Вскоре их не стало. Уилл скончался от инсульта, а Бетти просто угасла. Каждого уложили в маленький гробик, а вместо Брайони захоронили урну неопознанного, анонимного праха. Даже совестно от легкости такого преображения.
Хочешь, чтобы я вернул тебе эти записи?
Нет, оставьте себе. Они делались для вас.
Как бы то ни было, я рад твоему возвращению. Не знал, что ты увлекаешься поп-музыкой и любишь петь.
Да как сказать: во фьордах я просто другой человек.
Глава шестая
Эндрю распродал мебель, расторг договор аренды и уехал из Нью-Йорка. Теперь это был город Брайони. На глазах у Эндрю она совершала пробежки по улицам и оглядывалась на него, прежде чем завернуть за угол. Найти работу не удавалось. В журнале «Вестник высшего образования» он прочел объявление о вакансии профессора-когнитивиста в ординатуре Университета Джорджа Мейсона[31], но на собеседовании показал себя посредственно и сразу понял, что это напрасная затея. Тогда он перебрался в Вашингтон и начал подумывать об использовании модели муравейника для разработки курса по коллективному мозгу в сфере управления. Но, как оказалось, мог рассчитывать лишь на место подменяющего учителя предметов естественно-научного цикла в средней школе. Через месяц один из штатных учителей слег с инфарктом, и Эндрю стал вкалывать с полной нагрузкой, оставаясь на ставке подменяющего. Он обосновался в Вашингтоне, где снял квартирку-студию. Низведение себя от академических высот до уровня обычной средней школы вполне отвечало его ощущению, что жизнь – это дохлый номер.
Дохлый номер? Нельзя ли об этом поподробнее?
Здание школы, доложу я вам, оказалось просто развалюхой. Облупившаяся краска, сломанная мебель, неработающие туалеты, на классных досках трещины, как после землетрясения, шторы либо не опускались, либо не поднимались, повсюду воняло пылью и плесенью. Эндрю мгновенно завоевал популярность среди учеников: он сел за учительский стол, плавно завалился назад и исчез из виду, слишком поздно заметив, что у его стула только три ножки. Невзирая на общий гогот, к нему тут же подскочили ученики, помогли подняться, принесли нормальный стул, и Эндрю понял, что злого умысла с их стороны не было. Наоборот, из-за плачевного состояния школы ученики и учителя объединились в своего рода братство несгибаемых. Ребята декорировали дырки в стенках своими рисунками, создавали панно на исторические темы, репетировали мюзикл к окончанию учебного года, болели за свою баскетбольную команду. Все – и учителя, и ученики – называли друг друга по именам и обедали в одной и той же столовой, потому что в учительском буфете годами копилось пришедшее в негодность оборудование: проекторы, магнитофоны, телевизоры, канцелярские шкафы, парты, стулья и даже утратившее половину клавиш пианино. Эндрю получил учебную программу по биологии, достаточно простую, и когда дело дошло до препарирования лягушки и демонстрации разности потенциалов, ножка мертвой лягушки задергалась от касания металлического датчика, словно живая, и у Эндрю появилась возможность ненавязчиво изложить ученикам элементарные факты из области нейропсихологии. И чем дальше он отходил от поурочных планов, тем больше увлекались эти мальчишки и девчонки, среди которых уже появились неразлучные влюбленные парочки. В кабинете биологии один парень выскочил на подиум у доски, рупором приложил к губам кулак: «Дорсальный – это здесь, вентральный – вот тут, а у вас у всех просто мозгов…»
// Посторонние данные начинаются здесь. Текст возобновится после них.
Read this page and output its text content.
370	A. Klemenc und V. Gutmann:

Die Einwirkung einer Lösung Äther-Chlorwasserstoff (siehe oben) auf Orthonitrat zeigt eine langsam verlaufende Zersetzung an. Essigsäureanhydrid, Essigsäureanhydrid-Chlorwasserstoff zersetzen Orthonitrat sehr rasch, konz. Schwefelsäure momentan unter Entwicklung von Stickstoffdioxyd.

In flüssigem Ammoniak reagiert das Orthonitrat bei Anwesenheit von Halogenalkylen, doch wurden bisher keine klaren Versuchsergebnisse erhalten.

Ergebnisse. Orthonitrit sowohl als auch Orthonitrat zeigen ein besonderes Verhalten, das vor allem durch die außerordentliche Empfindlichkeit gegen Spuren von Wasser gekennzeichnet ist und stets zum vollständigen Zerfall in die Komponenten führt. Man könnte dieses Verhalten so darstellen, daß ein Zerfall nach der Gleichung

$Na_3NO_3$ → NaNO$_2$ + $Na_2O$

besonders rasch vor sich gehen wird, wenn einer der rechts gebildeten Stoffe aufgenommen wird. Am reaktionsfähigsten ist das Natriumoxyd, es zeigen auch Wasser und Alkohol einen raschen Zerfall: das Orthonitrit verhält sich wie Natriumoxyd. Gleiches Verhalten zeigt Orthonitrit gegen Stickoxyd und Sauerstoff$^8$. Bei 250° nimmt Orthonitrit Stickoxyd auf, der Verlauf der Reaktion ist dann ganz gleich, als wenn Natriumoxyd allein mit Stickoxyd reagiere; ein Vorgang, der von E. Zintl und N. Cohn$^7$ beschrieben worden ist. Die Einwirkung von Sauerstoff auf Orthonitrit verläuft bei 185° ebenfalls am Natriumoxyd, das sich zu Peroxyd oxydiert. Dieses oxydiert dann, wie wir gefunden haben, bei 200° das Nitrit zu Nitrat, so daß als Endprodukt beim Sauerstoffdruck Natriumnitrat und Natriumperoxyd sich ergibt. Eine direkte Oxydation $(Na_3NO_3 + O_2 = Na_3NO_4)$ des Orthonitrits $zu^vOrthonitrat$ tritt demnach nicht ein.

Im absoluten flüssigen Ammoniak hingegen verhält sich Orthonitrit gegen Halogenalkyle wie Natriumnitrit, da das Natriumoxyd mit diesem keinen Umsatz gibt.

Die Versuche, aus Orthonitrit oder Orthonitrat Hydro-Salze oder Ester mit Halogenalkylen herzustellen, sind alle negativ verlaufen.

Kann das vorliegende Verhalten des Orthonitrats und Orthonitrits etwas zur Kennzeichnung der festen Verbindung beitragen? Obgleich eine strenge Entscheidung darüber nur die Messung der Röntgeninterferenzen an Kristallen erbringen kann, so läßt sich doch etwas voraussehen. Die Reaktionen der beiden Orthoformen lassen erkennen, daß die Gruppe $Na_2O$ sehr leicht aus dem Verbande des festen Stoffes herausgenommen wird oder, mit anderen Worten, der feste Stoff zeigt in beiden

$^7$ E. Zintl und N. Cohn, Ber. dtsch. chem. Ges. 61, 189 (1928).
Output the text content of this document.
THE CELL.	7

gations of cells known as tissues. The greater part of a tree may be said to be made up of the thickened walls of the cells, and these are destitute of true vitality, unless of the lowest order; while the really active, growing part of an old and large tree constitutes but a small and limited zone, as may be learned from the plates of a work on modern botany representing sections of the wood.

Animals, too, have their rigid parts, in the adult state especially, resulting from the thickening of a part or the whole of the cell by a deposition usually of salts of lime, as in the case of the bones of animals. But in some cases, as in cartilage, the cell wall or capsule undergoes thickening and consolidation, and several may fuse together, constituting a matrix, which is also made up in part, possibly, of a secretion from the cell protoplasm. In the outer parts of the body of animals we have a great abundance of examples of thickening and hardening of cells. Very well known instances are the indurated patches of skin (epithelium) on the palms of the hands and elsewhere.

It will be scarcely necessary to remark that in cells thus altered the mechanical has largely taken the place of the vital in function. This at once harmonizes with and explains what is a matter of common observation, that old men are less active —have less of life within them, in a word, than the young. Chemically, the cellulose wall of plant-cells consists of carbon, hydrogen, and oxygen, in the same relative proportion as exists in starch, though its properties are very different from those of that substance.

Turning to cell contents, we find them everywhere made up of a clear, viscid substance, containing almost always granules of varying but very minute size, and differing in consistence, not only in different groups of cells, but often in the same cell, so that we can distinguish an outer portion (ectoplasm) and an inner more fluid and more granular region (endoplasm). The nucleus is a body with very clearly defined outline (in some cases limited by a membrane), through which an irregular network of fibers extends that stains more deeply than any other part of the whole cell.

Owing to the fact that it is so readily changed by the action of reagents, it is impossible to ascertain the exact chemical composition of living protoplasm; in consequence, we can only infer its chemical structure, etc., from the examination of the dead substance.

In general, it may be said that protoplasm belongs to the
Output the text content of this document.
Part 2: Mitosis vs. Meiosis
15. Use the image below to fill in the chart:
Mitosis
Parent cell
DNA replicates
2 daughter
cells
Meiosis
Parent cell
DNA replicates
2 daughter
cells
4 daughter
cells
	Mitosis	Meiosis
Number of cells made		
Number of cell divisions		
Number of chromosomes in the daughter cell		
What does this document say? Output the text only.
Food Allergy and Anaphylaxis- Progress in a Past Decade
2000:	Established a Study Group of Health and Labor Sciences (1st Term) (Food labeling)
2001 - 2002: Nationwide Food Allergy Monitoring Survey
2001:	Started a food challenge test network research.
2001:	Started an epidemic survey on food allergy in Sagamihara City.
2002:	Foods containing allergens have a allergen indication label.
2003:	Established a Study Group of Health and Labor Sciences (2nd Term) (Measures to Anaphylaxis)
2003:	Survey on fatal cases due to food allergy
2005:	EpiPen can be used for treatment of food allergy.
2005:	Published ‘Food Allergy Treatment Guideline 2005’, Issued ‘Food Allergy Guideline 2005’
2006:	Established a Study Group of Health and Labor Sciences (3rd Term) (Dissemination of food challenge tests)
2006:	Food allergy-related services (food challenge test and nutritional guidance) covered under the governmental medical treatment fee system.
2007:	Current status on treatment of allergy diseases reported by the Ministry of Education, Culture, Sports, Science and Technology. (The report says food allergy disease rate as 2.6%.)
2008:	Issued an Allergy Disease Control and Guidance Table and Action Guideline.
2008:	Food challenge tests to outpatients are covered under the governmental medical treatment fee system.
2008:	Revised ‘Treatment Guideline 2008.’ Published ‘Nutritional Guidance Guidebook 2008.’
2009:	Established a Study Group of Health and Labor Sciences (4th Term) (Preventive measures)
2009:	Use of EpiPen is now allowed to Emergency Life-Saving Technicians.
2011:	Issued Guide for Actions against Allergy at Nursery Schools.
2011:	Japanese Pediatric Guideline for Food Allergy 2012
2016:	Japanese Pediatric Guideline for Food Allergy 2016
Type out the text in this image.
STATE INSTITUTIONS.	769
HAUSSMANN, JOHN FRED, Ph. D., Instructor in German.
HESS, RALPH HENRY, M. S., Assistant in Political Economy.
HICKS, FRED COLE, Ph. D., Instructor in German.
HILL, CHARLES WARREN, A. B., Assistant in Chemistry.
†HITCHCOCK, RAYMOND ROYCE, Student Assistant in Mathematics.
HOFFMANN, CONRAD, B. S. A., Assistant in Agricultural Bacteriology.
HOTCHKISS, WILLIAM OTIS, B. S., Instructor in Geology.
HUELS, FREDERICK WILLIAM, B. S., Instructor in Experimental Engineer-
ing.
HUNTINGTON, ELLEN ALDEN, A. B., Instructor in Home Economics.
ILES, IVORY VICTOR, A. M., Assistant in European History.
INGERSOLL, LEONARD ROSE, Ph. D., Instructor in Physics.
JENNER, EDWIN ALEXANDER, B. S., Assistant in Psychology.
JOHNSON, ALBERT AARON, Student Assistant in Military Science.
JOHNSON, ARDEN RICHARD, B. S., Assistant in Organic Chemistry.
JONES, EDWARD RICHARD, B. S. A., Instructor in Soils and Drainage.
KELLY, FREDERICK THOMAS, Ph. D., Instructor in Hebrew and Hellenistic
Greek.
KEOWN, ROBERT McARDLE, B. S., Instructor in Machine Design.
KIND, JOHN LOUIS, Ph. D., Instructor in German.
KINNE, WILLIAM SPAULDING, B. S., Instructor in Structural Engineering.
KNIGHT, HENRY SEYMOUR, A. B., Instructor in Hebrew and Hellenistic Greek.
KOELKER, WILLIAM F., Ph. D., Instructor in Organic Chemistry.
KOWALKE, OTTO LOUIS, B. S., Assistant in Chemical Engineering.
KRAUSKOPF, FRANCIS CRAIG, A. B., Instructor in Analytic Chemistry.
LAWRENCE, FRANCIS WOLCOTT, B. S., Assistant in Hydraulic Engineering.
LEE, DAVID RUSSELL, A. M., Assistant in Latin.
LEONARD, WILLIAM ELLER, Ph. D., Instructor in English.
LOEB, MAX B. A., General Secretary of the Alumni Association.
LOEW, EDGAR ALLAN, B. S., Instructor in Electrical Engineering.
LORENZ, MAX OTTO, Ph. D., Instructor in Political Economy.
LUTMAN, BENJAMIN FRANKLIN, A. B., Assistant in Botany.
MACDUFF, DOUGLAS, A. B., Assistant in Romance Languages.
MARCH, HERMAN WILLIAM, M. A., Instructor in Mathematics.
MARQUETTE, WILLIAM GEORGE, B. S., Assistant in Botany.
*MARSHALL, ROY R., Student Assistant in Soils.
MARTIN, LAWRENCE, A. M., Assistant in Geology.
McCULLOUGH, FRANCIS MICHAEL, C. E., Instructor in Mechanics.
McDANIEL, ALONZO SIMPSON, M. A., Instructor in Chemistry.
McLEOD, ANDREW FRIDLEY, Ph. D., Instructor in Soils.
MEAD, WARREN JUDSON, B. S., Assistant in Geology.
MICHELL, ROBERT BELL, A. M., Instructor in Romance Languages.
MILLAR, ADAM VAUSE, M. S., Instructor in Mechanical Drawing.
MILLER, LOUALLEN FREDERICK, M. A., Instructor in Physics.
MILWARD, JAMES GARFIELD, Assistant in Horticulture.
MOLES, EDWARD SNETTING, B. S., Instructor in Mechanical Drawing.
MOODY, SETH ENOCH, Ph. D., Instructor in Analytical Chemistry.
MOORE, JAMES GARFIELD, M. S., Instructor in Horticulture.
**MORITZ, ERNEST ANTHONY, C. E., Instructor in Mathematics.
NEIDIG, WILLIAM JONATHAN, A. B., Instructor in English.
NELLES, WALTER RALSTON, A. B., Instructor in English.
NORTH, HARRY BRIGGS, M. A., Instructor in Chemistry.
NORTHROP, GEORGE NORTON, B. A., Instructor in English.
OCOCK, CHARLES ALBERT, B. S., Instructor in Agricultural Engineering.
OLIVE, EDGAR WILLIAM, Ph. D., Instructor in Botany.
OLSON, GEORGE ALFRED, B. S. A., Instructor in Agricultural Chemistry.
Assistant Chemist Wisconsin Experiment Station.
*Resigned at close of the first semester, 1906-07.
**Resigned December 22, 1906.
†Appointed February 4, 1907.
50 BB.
Но ты же не в школу направлялся с газетой и стаканчиком кофе, когда услышал голос, просивший тебя починить дверь?
Нет, к тому времени у меня уже был отдельный кабинет – переоборудованный чулан в подвале Белого дома.
Переоборудованный чулан в подвале Белого дома?
Именно так. Расставание с учениками далось мне тяжело. Они держали меня на плаву. Подбадривали. У них вызывал восторг лабиринт для белых мышей, который я смастерил своими руками. Чтобы показать, как мозг мыши познает мир. И конечно, «дилемма заключенного»[32]. Стандартная задачка для введения в курс когнитивистики. От нее они просто балдели: задержаны двое воров, но улик для вынесения приговора недостаточно, и хитроумный следователь сообщает каждому в отдельности, что другой его оговорил и во всем признался. У каждого есть выбор. Либо в свой черед оговорить другого, либо помалкивать. Если оба предадут друг друга, то получат, скажем, по десять лет тюрьмы каждый. Если предаст один, ему дадут пять лет, а его подельнику двадцать. Если ни один не предаст другого, то оба выйдут на свободу. Какая же стратегия оптимальная для каждого вора? Он должен прикинуть, оговорит его подельник или нет и как ему поступить в каждом из этих случаев. Мы не по одному разу проигрывали ситуацию, по очереди выставляя в коридор добровольцев-преступников. Весь класс улюлюканьем поносил предателей, всячески над ними издевался. Когда оба добровольца решали не предавать, их награждали аплодисментами.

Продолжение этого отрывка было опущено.